Last Thursday, Deukmejian publicly criticized majority party lawmakers for ignoring his proposals and renewed threats to slash $200 million from mental health programs and make other significant spending cuts if they do not act. Brown struck back at the governor during his biweekly news conference.

“The governor in his posturing has decided what should be on the (negotiating) table and predetermined that those would be the parameters of negotiation,” Brown complained. “(Deukmejian) says unless you agree to wipe out the meager increase for the aged, the blind and the disabled, then I’m going to cut the mental health thing. Well, that’s not the way you do negotiations. What you do is you put everything on the table.”

Brown said that Democrats want talks with the governor to include both a discussion of the two-thirds vote requirement on money bills and a possible tax increase.

Advertisement

Deukmejian, Brown said, has so far refused to discuss either.

The Speaker’s comments reflect the frustration Democrats have in passing tax and budget bills. Democrats could easily muster simple majorities in both houses, holding 47 of the 80 seats in the Assembly and 24 of the 40 seats in the Senate. But the two-thirds requirements mean that Democrats need 54 votes in the Assembly and 27 in the Senate, making it essential that they get Republican support to pass major spending bills.

“If you are trying to solve the budget problem in this state, one of the problems of the budget is that you can’t get Republicans to vote for anything,” Brown complained.

The Speaker told reporters at his Capitol news conference that “maybe we ought to rethink whether or not all of us should be at the mercy of an organized minority group.”

Brown acknowledged that the proposal to suspend the two-thirds requirements might be impractical, since Republicans would be giving up what little leverage they now have.

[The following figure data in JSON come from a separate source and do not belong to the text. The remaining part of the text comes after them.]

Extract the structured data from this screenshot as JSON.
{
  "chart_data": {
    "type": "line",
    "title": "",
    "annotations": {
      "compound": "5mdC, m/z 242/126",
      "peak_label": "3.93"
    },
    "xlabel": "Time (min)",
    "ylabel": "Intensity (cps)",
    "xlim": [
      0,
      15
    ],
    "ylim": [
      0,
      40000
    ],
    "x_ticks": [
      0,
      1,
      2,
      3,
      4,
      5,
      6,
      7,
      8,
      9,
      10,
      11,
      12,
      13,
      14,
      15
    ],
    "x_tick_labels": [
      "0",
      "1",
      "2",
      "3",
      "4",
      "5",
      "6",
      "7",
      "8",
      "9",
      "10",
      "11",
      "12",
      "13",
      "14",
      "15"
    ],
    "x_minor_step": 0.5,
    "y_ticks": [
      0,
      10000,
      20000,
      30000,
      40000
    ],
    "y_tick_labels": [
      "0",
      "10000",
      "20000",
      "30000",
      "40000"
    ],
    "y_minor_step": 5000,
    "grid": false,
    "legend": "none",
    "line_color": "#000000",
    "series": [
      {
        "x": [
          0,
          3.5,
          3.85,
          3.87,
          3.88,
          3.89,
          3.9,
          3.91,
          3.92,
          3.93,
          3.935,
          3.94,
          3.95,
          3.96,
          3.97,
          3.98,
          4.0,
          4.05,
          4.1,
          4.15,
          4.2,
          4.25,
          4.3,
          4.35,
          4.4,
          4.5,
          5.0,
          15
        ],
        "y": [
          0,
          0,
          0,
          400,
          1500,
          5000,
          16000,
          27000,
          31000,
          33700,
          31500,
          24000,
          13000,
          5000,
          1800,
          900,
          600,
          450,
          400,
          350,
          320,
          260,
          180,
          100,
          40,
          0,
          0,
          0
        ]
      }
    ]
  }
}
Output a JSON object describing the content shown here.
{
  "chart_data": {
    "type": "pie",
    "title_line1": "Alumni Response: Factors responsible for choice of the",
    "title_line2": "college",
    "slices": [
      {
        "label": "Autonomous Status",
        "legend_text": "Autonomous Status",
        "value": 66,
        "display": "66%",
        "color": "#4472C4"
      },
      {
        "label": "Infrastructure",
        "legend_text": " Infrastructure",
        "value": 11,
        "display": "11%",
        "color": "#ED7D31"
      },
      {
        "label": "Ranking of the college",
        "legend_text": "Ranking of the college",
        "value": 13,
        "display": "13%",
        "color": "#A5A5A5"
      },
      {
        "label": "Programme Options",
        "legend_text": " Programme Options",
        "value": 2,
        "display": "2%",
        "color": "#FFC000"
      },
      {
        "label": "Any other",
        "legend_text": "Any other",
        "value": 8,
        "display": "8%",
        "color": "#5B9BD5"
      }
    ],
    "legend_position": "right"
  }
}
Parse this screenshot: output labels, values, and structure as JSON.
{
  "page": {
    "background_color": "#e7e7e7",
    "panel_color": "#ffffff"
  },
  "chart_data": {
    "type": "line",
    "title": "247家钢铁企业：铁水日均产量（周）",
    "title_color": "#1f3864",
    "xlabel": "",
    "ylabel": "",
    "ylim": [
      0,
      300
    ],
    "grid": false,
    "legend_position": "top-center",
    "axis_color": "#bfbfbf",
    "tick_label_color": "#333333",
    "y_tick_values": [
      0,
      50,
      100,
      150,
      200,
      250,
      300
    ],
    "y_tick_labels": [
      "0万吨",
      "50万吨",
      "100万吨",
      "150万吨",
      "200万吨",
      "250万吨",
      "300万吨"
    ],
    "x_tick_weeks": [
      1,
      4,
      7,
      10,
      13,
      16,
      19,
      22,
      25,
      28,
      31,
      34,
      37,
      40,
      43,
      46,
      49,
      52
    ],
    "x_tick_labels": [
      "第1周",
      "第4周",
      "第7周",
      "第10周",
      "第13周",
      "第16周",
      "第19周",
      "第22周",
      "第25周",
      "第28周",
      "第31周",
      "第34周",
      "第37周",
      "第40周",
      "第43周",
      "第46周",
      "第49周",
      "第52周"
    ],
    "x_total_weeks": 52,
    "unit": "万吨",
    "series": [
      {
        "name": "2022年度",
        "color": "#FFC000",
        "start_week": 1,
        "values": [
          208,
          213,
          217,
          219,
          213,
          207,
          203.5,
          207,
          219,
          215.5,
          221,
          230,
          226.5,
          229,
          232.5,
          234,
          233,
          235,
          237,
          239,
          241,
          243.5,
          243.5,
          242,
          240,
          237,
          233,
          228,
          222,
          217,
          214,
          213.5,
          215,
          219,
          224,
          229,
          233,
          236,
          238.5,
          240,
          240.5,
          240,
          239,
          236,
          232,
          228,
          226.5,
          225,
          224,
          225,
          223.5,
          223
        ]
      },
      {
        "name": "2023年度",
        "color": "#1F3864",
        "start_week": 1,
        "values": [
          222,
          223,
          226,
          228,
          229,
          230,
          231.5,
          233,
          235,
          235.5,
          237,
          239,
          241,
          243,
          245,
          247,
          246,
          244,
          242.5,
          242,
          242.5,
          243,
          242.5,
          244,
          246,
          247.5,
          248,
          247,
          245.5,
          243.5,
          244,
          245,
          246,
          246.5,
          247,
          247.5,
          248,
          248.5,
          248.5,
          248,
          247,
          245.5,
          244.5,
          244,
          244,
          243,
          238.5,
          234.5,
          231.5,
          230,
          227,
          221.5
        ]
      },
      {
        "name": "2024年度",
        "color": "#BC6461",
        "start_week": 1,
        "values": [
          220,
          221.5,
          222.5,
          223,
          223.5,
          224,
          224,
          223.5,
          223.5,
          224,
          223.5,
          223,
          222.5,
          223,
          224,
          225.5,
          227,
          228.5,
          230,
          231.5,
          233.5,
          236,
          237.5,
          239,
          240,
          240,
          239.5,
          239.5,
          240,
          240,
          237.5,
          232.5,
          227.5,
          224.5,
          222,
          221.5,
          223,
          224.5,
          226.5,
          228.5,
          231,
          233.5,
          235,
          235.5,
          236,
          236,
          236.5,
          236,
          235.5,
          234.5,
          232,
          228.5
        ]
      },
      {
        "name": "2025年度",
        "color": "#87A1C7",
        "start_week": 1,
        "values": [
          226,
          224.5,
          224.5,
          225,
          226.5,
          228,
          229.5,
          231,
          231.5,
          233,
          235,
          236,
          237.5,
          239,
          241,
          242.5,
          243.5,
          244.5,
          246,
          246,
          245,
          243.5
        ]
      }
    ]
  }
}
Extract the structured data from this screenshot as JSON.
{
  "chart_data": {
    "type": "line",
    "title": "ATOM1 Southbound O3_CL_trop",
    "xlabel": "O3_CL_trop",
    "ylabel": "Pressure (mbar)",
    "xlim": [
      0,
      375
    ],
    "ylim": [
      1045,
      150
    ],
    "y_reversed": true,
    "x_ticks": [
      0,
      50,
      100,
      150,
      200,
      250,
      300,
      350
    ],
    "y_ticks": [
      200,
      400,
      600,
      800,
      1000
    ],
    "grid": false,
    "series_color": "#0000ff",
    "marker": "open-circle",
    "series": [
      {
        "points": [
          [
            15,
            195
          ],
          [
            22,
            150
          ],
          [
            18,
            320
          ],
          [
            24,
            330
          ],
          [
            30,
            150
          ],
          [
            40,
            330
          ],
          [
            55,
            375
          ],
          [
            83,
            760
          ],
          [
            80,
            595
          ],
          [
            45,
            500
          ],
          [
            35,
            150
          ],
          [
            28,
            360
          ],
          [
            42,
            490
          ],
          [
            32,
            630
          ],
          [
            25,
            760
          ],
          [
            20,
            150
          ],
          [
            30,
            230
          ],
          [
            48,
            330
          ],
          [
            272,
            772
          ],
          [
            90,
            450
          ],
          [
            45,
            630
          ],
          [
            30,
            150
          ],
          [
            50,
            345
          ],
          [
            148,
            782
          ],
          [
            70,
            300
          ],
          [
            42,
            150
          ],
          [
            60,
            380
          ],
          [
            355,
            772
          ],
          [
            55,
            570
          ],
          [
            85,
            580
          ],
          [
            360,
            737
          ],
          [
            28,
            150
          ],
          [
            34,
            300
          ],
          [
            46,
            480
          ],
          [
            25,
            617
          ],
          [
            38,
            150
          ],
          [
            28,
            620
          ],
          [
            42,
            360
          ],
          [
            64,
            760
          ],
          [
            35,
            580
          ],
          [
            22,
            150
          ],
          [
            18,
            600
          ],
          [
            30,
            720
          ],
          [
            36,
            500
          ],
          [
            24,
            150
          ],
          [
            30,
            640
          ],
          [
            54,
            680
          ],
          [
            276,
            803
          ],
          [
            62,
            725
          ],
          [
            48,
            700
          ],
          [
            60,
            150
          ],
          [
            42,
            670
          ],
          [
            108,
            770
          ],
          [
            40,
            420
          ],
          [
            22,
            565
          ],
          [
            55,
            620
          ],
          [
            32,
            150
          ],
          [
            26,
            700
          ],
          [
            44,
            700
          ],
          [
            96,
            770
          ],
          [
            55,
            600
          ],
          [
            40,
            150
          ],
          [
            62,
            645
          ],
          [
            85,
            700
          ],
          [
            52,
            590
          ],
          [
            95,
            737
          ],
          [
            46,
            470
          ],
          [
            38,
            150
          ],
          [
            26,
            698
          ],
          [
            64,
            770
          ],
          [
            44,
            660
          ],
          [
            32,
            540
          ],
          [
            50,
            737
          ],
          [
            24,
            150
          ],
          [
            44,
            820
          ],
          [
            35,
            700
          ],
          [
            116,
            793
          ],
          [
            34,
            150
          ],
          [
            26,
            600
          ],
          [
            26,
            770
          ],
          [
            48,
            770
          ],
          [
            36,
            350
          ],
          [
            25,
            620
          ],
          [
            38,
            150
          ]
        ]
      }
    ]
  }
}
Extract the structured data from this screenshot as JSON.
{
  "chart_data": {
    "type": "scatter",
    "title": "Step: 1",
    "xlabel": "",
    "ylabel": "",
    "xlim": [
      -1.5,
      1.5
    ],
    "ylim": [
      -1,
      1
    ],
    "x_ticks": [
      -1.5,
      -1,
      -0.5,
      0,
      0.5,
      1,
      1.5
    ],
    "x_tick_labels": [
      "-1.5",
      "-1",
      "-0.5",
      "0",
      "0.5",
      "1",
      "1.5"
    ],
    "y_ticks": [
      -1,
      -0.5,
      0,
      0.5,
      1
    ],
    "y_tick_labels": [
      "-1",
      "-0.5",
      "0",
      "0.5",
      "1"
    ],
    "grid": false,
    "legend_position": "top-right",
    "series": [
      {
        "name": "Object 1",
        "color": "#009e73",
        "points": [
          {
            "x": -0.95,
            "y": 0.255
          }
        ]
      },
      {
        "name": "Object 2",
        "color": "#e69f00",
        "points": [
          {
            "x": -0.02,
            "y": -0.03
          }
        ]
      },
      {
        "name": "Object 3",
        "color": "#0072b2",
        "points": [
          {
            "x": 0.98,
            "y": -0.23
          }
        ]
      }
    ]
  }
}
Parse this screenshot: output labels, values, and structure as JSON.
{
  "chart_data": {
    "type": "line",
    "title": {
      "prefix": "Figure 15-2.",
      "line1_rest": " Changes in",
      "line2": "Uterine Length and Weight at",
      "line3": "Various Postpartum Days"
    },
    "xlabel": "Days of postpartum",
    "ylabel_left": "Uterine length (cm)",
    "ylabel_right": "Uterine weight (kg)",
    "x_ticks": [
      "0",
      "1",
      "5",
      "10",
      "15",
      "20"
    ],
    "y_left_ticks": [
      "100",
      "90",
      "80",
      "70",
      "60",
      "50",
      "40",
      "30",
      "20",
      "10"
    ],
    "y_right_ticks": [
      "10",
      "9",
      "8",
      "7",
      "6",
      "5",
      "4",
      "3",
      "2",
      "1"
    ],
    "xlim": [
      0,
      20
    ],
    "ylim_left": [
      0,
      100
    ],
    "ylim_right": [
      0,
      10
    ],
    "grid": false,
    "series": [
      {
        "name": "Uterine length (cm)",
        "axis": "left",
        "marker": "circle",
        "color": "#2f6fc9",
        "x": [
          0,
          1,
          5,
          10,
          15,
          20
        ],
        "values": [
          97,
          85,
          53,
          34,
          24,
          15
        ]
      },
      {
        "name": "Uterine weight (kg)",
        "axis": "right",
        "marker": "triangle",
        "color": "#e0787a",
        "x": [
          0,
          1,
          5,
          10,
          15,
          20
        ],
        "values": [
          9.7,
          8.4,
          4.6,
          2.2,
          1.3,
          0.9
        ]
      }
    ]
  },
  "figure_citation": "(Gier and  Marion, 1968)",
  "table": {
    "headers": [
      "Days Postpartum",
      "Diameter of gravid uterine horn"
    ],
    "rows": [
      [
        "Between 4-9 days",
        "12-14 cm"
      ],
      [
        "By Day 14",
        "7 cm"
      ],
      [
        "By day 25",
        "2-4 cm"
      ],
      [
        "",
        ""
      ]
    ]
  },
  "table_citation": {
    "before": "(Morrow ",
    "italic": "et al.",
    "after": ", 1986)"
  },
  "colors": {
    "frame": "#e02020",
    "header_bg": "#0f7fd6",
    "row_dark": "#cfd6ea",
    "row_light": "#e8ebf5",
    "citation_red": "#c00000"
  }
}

But the Speaker said that Deukmejian must allow tax legislation to enter the discussions he has been holding with legislators.

As the dialogue between Brown and Deukmejian indicates, the budget problem stems from a variety of factors. But it is rooted for the most part in the unexpected drop-off of more than $1 billion in tax revenues last year that played havoc with the budget and led to what some officials maintain was a real deficit.

Deukmejian denies that there was a deficit, but budget moves made to deal with the revenue shortfall whittled the state’s once-healthy reserve of $1 billion down to practically nothing. Finding revenues to replenish the reserve and dealing with the requirements of Proposition 98, the successful November school-financing initiative, have strained the budget to the limit.

Advertisement

Deukmejian said his proposal to freeze cost-of-living adjustments and suspend legal spending requirements would save the state $337 million.